After waiting until the Amerinds were out of sight, they followed. Some time later, they came to another channel running out of the sea. This had to be the waterway they had first encountered, the opening of which had swept Kickaha away. It ran straight outwards from the great body of water between the increasingly higher banks of the slope leading up to the pass between the two mountains.
They urged their beasts into the channel and rode them as they swam across. On reaching the other side they had to slide down off, get onto the beach, and pull on the reins to help the moosoids onto the sand. The Amerinds were still not in view.
She looked up the slope. "I'm going up to the pass and take a look. Maybe he's out on the plain.''
"If he was trailing them," McKay said, "he would've been here by now. And gone by now, maybe."
"I know, but I'm going up there anyway."
She urged the moosoid up the slope. Twice, she looked back. The first time, M9Kay was sitting on his motionless gregg. The next time, he was coming along slowly.

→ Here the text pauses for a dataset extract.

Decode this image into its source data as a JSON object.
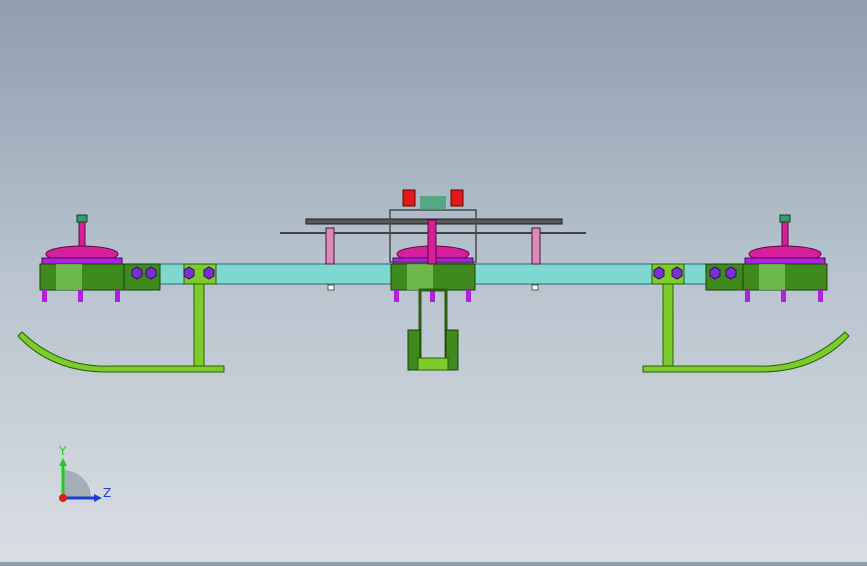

On reaching the top of the pass, she halted her beast. The plain had changed considerably. Though the channel was still surrounded by flat-land for a distance of about a hundred feet on each side, the ground beyond had sunk. The channel now ran through a ridge on both sides of which were very deep and broad hollows. These were about a mile wide. Mountains of all sizes and shapes had risen along its borders, thrusting up from the edges as if carved there. Even as she watched, one of the tops of the mushroom-shaped heights began breaking off at its edges. The huge pieces slid or rotated down the steep slope, some reaching the bottom where they fell into the depressions.
There were few animals along the channel, but these began trotting or running away when the first of the great chunks broke off of the mushroom peak.
On the other side of the mountains was a downward slope cut by the channel banks. On the side
on which she sat was a pile of bones, great and small, that extended down into the plain and far out.
Nowhere was any human being in sight.
Softly, she said, "Kickaha?"
It was hard to believe that he could be dead.
She turned and waved to McKay to halt. He did so, and she started her beast towards him. And then she felt the earth shaking around her. Her gregg stopped despite her commands to keep going, and it remained locked in position, though quivering. She got down off of it and tried to pull it by the reins, but it dug in, leaning its body back. She mounted again and waited.